Huit ou dix jours après, il allait mieux, et il revint me saluer. Je souffrais, mais je me soutenais. Quelques mois se passèrent ainsi, tant pour lui que pour moi, dans ces alternatives de mieux et de plus mal.

CHAPITRE LXXIII

Je pus me traîner jusqu’au 11 janvier 1823. Le matin, je me levai avec un mal de tête assez léger, mais avec une disposition à tomber en faiblesse. Les jambes me tremblaient, et j’avais de la peine à respirer.

Depuis deux ou trois jours aussi, Oroboni était mal, et ne se levait pas.

On m’apporte la soupe, j’en goûte à peine une cuillerée, puis je tombe privé de sens. Quelque temps après, la sentinelle du corridor, ayant regardé par hasard à travers le guichet, et me voyant étendu par terre avec mon assiette renversée à côté de moi, me crut mort et appela Schiller.
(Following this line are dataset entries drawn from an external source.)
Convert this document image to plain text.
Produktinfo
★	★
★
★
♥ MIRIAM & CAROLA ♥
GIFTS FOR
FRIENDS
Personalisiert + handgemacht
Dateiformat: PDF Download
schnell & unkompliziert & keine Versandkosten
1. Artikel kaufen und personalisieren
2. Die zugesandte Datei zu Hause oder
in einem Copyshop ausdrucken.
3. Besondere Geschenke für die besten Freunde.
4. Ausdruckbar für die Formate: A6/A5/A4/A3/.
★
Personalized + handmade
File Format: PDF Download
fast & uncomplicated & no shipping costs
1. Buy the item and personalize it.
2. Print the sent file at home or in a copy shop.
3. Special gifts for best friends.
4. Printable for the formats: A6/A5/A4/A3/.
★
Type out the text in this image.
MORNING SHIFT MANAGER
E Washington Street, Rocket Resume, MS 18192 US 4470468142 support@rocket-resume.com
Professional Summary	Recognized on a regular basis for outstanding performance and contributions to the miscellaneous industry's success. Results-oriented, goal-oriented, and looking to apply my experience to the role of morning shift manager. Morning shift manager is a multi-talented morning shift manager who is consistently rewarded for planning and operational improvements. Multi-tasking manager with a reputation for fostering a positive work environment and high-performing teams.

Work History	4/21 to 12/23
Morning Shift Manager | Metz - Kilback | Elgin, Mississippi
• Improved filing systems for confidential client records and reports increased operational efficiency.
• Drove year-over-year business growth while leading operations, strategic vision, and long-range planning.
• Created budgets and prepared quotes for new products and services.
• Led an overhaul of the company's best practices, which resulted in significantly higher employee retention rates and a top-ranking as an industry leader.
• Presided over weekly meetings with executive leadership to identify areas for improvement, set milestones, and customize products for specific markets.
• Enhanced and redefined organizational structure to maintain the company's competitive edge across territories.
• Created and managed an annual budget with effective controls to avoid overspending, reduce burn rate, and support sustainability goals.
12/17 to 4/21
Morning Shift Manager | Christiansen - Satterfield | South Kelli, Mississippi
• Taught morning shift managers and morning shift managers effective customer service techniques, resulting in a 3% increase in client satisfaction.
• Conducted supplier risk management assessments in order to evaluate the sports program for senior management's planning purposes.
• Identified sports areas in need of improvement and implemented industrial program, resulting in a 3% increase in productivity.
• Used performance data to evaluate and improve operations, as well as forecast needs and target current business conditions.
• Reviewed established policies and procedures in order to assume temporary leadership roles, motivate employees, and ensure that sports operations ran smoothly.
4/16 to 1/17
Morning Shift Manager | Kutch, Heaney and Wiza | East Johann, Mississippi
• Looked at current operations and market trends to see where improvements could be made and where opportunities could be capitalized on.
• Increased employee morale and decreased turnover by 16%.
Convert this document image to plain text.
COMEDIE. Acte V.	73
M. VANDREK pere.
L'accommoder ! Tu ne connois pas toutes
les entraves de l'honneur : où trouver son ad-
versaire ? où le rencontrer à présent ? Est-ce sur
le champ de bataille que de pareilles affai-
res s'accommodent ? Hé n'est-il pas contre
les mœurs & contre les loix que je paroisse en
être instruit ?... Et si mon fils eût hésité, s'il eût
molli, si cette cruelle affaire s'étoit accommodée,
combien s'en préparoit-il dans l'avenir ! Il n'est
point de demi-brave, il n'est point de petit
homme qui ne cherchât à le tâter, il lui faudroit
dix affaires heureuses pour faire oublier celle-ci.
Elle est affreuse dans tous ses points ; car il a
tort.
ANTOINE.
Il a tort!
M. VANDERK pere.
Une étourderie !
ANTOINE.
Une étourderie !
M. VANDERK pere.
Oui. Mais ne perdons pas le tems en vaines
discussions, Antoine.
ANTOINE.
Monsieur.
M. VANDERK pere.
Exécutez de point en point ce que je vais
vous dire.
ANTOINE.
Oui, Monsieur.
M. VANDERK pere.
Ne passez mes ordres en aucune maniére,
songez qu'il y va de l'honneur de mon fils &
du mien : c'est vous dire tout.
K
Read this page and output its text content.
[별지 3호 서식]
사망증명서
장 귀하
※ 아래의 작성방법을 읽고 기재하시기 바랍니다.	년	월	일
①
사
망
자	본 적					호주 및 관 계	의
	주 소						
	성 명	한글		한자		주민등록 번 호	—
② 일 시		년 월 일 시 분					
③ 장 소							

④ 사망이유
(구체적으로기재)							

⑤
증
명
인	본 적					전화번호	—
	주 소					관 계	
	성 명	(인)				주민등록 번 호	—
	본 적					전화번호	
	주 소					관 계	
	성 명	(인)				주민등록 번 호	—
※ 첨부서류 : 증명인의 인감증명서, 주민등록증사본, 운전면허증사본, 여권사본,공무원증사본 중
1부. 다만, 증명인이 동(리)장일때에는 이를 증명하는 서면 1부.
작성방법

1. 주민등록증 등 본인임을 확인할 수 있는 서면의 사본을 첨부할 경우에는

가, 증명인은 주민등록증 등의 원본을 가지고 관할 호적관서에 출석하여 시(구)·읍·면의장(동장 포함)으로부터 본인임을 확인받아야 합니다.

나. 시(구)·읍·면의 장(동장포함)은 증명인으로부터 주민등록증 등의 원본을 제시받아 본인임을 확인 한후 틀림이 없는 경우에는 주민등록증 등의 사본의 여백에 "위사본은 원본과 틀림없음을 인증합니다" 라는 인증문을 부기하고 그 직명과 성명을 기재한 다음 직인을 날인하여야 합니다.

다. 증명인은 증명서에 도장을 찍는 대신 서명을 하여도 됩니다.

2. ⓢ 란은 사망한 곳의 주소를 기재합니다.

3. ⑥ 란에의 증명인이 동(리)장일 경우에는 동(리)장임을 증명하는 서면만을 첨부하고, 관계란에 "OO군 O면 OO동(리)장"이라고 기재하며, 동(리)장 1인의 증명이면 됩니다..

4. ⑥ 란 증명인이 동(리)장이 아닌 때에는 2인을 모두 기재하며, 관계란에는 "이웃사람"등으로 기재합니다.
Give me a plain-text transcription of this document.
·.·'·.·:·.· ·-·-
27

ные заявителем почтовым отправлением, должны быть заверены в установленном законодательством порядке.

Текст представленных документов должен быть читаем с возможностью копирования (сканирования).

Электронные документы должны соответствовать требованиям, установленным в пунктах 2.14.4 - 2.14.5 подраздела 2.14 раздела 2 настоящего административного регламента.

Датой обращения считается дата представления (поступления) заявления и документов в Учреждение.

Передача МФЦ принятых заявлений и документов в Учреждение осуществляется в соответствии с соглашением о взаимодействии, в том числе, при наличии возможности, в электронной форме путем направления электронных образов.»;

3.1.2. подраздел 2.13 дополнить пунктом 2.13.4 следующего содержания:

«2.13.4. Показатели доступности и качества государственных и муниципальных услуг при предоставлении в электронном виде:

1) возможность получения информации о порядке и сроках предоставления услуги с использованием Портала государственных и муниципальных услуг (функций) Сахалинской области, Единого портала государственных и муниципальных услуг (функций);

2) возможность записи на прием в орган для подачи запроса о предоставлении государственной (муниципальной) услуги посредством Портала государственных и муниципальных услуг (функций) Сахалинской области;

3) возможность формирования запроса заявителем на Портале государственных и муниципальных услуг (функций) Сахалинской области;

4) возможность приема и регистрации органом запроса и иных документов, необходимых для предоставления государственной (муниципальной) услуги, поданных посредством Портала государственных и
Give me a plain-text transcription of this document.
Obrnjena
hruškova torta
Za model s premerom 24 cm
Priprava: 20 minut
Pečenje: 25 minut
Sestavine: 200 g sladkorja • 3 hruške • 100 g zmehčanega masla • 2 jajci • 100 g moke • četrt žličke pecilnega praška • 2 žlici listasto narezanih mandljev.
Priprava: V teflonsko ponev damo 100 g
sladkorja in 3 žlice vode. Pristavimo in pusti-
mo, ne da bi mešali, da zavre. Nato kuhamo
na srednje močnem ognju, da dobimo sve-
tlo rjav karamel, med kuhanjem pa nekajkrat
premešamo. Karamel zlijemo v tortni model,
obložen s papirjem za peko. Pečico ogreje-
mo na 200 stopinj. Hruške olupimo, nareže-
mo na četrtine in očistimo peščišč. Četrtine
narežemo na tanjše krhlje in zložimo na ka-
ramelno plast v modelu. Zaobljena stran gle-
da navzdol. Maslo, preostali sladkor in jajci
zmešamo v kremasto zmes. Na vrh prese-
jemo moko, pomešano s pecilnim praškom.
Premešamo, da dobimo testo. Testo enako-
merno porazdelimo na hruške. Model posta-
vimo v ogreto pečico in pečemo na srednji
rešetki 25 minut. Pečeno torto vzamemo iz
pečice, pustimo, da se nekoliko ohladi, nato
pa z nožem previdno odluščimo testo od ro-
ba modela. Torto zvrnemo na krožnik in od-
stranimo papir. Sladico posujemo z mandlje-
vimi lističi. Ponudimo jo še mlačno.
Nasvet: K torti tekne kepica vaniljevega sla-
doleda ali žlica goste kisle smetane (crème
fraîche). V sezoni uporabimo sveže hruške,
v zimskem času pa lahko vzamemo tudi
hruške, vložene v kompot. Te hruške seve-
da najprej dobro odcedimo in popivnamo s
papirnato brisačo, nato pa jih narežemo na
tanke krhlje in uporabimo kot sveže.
Le surintendant vint aussi ; on appela immédiatement le médecin, et on me mit au lit. Je revins à moi.

Le médecin dit que j’étais en danger, et me fit enlever les fers. Il m’ordonna je ne sais quel cordial, mais mon estomac ne pouvait rien garder. La douleur de tête augmentait terriblement.

On fit immédiatement un rapport au gouverneur qui expédia un courrier à Vienne pour savoir comment je devais être traité. On répondit de ne pas me mettre à l’infirmerie, mais de me soigner dans ma prison avec la même diligence que si j’avais été à l’infirmerie. De plus, on autorisait le surintendant à me donner du bouillon et des soupes de sa cuisine, tant que durerait la gravité du mal.

Cette dernière précaution me fut inutile dans le commencement ; aucun aliment, aucune boisson ne passait. Mon état empira pendant toute une semaine, et je délirais jour et nuit.